0wner's essay

003 | 徒然なるままに。:タイミングが合ったら

Glassy Menpita Website by Heads.

前日、友人からの短くそっけないメール。
「明日はどこ?」
「南西だから鹿嶋に行く。5時出発予定。」と返信。

当日早朝、別の知り合いから電話。
「今日、南西だけど鹿嶋ですか?」
「そう、もう今向かってるよ。」
「じゃあ、着いたら連絡ください。ぼくらも鹿嶋に向かいます。タイミングが合えば一緒にサーフィンしましょう。女房と一緒です。」

どこで待ち合わせするわけではない。
一緒に行くわけでもない。
あくまでも「もしも向こうで会えたら、そこの波を共有しようね。」ってこと。
僕らには僕らの好きな環境がある。彼らには彼らの好きな空間がある。
無理に同じ海に同時に入らなくてもいいんだ。
だってサーフィンって、ひとりでやるものだから。

前日メールをくれた仲間とは一緒のポイントでサーフィンした。
いや、正確に言えばポイントだけが一緒で時間帯は別。一緒にいたのは堤防でビールを飲んだ時だけ。
「俺、もう1ラウンド入ってくる。」と僕。
「わかりました。」
僕らが海から上がってきた時には、すでに彼らは場所を移動して姿はなかった。
「サヨナラ」という言葉はないけど、クルマのミラーにはマット代わりに貸しあげたボードケースが、引っかかっていた。 思わず女房とふたりでニコリ。

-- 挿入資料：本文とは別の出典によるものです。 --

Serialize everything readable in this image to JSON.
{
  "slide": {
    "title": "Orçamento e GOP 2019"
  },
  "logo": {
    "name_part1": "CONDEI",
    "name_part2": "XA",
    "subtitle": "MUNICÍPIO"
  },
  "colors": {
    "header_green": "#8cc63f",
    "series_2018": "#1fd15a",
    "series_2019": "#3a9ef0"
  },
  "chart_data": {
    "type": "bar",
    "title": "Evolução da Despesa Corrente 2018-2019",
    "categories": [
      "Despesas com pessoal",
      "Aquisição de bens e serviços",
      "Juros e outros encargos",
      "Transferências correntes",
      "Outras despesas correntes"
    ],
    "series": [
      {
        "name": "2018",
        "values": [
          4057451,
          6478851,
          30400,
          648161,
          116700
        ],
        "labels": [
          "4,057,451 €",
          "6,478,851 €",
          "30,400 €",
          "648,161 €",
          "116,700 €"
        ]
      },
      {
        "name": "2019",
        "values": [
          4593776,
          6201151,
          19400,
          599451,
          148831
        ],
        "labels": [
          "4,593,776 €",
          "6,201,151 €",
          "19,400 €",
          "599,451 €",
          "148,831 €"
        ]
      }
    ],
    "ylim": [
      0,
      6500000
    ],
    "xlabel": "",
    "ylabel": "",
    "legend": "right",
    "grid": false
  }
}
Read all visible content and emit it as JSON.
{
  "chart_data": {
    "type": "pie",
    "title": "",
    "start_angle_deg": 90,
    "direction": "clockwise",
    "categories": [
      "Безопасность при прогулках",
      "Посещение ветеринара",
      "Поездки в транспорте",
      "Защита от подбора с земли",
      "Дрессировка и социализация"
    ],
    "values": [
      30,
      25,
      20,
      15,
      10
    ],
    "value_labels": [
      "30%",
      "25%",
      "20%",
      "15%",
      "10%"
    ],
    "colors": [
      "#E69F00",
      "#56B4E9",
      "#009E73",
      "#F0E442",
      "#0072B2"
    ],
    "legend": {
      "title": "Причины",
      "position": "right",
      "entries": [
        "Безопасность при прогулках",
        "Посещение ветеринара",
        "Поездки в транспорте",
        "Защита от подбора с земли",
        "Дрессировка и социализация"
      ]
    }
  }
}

普段ならひとつのポイントでサーフィンを切り上げて帰路に向かうが、珍しく女房がやる気満々。
「あのポイント見てみよっ?」

別のポイントに移動して波の状況をチェック。
メローな腰ほどの波がブレイクしている。サーファーの数も午前中より大幅に減っている。 クルマをリヴァースで停め、ミニバンの後ろのドアを開け、二人ですわってぼーっと波を見る。 「やろうよ。」女房が口をひらく。
濡れたトランクスに着替え、ボードケースに入れたサーフボードをまた、引っ張り出す。 二人とも裸でサーフィンしていたのでお腹がワックスと擦れて痛い。

海に向かう途中で、知り合いが向こうから走ってきた。会うのは何ヶ月ぶりだろう。うれしい瞬間。ほとんど海でしか会わない知人。 立ち話で15分。岩手のサーフトリップの話を自慢する。
「向こうのやつがサトウさんに伝えてほしいって言われました。そろそろ岩手に顔出せばって。」
今年中に岩手に行こう。サーフィンしに行こう。美味しいもの喰いに行こう。そして笑顔でサヨナラ。
女房はとっくに海の中。

前半のポイントよりもゆるい雰囲気。いいじゃん。乗れるじゃん。
ぼくらは、また2時間サーフィンやった。
全身の日焼けとお腹のワックスずれ。けだるいが充実した疲労が体中をつつむ。そういえば今年はウェットスーツの跡がない。

着替えていると、後ろから声。
「波、どうですか?」以前、このポイントで良く会った地元の女の子。 今はもっと北のポイントでサーフィンしているのだと言う。
久しぶりに会って三人でおしゃべり。また会えてよかった。昔と変わってなくてよかった。
「じゃあ、私も入ってきます。また!」相変わらず元気ハツラツ。

水を浴びていると、また声が。
「もう終わりですか?これからがいいんですよ。一緒にやりましょうよ。」
以前、ボードをオーダーしてくれた方だった。
「もうヘトヘトです。トシですから。」
「いやー、まだまだでしょ。今度夕方にセッションしましょう!最高ですよ。」

海に行けば、久しぶりに会えるサーファー達がいる。
一緒にサーフィン出来なくても楽しい時間を味わえる。

帰路の途中、レストエリアに立ち寄る。
駐車スペースに見慣れたピックアップカー。サーフボードが積まれてある。 今朝電話をくれた知り合い夫婦だ。大きな声で女房が声をかける。
「会えてよかった〜、うれしい。」
お互いの奥さん達。それから立ち話で今日の自分たちのサーフィンのことを話す。
「それじゃあ、気をつけて!」
最後の最後でタイミングが合った。